1. A composition for improving female genitourinary syndrome, comprising an effective amount of growth factors.

2. The composition according to claim 1, wherein the effective amount of growth factor is 25 to 120 ng of platelet-derived growth factor-BB (PDGF-BB).

3. The platelet-derived growth factor-BB is obtained from mammalian platelets, according to claim 2.

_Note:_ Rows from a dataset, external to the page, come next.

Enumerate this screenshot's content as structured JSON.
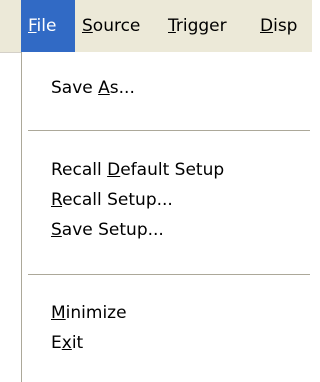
{
  "menubar": {
    "items": [
      {
        "pre": "",
        "ul": "F",
        "post": "ile"
      },
      {
        "pre": "",
        "ul": "S",
        "post": "ource"
      },
      {
        "pre": "",
        "ul": "T",
        "post": "rigger"
      },
      {
        "pre": "",
        "ul": "D",
        "post": "isp"
      }
    ]
  },
  "menu": {
    "save_as": {
      "pre": "Save ",
      "ul": "A",
      "post": "s..."
    },
    "recall_default": {
      "pre": "Recall ",
      "ul": "D",
      "post": "efault Setup"
    },
    "recall_setup": {
      "pre": "",
      "ul": "R",
      "post": "ecall Setup..."
    },
    "save_setup": {
      "pre": "",
      "ul": "S",
      "post": "ave Setup..."
    },
    "minimize": {
      "pre": "",
      "ul": "M",
      "post": "inimize"
    },
    "exit": {
      "pre": "E",
      "ul": "x",
      "post": "it"
    }
  },
  "colors": {
    "highlight": "#316ac5",
    "menubar_bg": "#ece9d8",
    "separator": "#aca899"
  }
}
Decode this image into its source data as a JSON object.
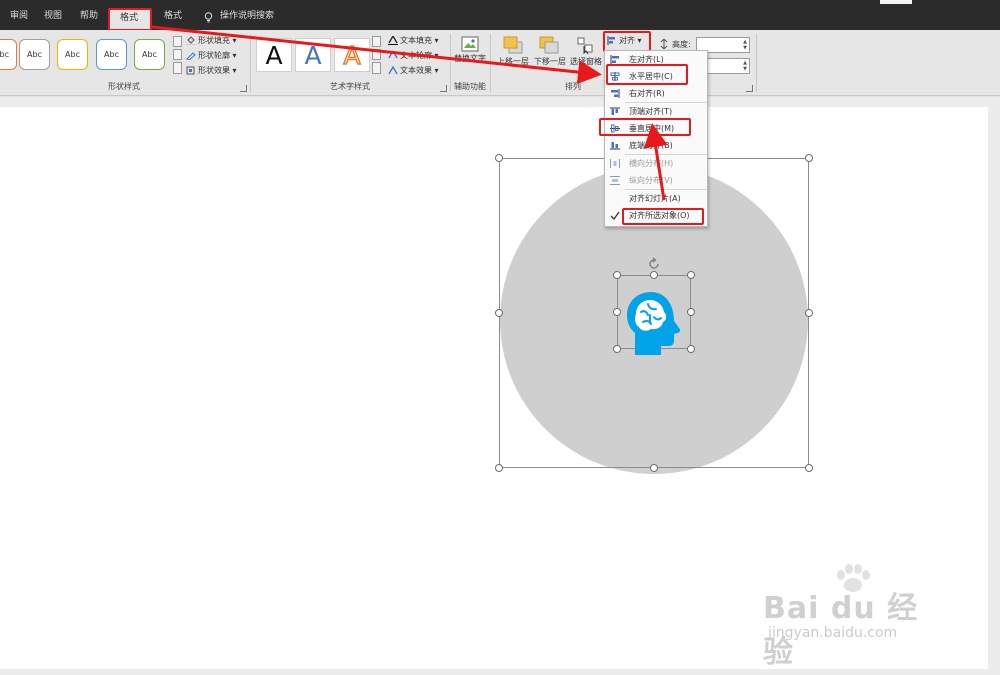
{
  "tabs": [
    {
      "label": "审阅"
    },
    {
      "label": "视图"
    },
    {
      "label": "帮助"
    },
    {
      "label": "格式"
    },
    {
      "label": "格式"
    },
    {
      "label": "操作说明搜索"
    }
  ],
  "ribbon": {
    "shape_styles": {
      "label": "形状样式",
      "preview_text": [
        "Abc",
        "Abc",
        "Abc",
        "Abc",
        "Abc"
      ],
      "preview_colors": [
        "#e07b39",
        "#7f7f7f",
        "#e6b800",
        "#5b9bd5",
        "#70ad47"
      ],
      "fill": "形状填充",
      "outline": "形状轮廓",
      "effects": "形状效果"
    },
    "wordart": {
      "label": "艺术字样式",
      "samples": [
        "A",
        "A",
        "A"
      ],
      "sample_colors": [
        "#111111",
        "#4472c4",
        "#ed7d31"
      ],
      "text_fill": "文本填充",
      "text_outline": "文本轮廓",
      "text_effects": "文本效果"
    },
    "accessibility": {
      "label": "辅助功能",
      "alt_text": "替换文字"
    },
    "arrange": {
      "label": "排列",
      "bring_forward": "上移一层",
      "send_backward": "下移一层",
      "selection_pane": "选择窗格",
      "align": "对齐"
    },
    "size": {
      "height_label": "高度:",
      "height_value": "",
      "width_value": ""
    }
  },
  "align_menu": {
    "items": [
      {
        "label": "左对齐(L)",
        "icon": "align-left-icon",
        "enabled": true
      },
      {
        "label": "水平居中(C)",
        "icon": "align-center-icon",
        "enabled": true
      },
      {
        "label": "右对齐(R)",
        "icon": "align-right-icon",
        "enabled": true
      },
      {
        "label": "顶端对齐(T)",
        "icon": "align-top-icon",
        "enabled": true
      },
      {
        "label": "垂直居中(M)",
        "icon": "align-middle-icon",
        "enabled": true
      },
      {
        "label": "底端对齐(B)",
        "icon": "align-bottom-icon",
        "enabled": true
      },
      {
        "label": "横向分布(H)",
        "icon": "distribute-horizontal-icon",
        "enabled": false
      },
      {
        "label": "纵向分布(V)",
        "icon": "distribute-vertical-icon",
        "enabled": false
      },
      {
        "label": "对齐幻灯片(A)",
        "icon": "",
        "enabled": true
      },
      {
        "label": "对齐所选对象(O)",
        "icon": "check-icon",
        "enabled": true,
        "checked": true
      }
    ]
  },
  "canvas": {
    "circle_color": "#d0cfd0",
    "brain_icon_color": "#00a2e8"
  },
  "annotation_color": "#e8191a",
  "watermark": {
    "logo": "Bai du 经验",
    "url": "jingyan.baidu.com"
  }
}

4. The aforementioned composition, The first step involves centrifuging whole blood to obtain platelet-rich plasma. The platelet-rich plasma is subjected to a second-stage centrifugation to obtain two separate layers, upper and lower. The upper separation layer is subjected to a third-stage centrifugation to remove the supernatant and obtain platelet precipitate, and The steps include adding a solvent and mixing it with the platelet precipitate, and then performing freeze-drying to obtain the composition, The composition according to claim 1, which is prepared by a method comprising:

5. The composition according to claim 1, wherein the genitourinary syndrome includes genital urinary syndrome of menopause.

6. Use of a composition for preparing a formulation to improve female urogenital syndrome, wherein the composition contains an effective amount of growth factors.

7. The use according to claim 6, wherein the effective amount of growth factors is 25 to 120 ng of platelet-derived growth factor BB (PDGF-BB).

8. The use of the platelet-derived growth factor-BB according to claim 6, obtained from mammalian platelets.

9. The use of the preparation according to claim 6, wherein the preparation is injected by injection into any two sites of primary sexual characteristics.

10. The use of the preparation according to claim 9, wherein the preparation is injected only into the anterior vaginal wall and clitoris.

11. The use according to claim 10, wherein the total volume of the injection is 1 to 7 mL, and the volume injected into the anterior vaginal wall is greater than or equal to the volume injected into the clitoris.

12. The use according to claim 10, wherein the ratio of the volume injected into the anterior vaginal wall is 80-60%, and the ratio of the volume injected into the clitoris is 40-20%.

13. The use according to claim 6, wherein the genitourinary syndrome includes genital urinary syndrome of menopause.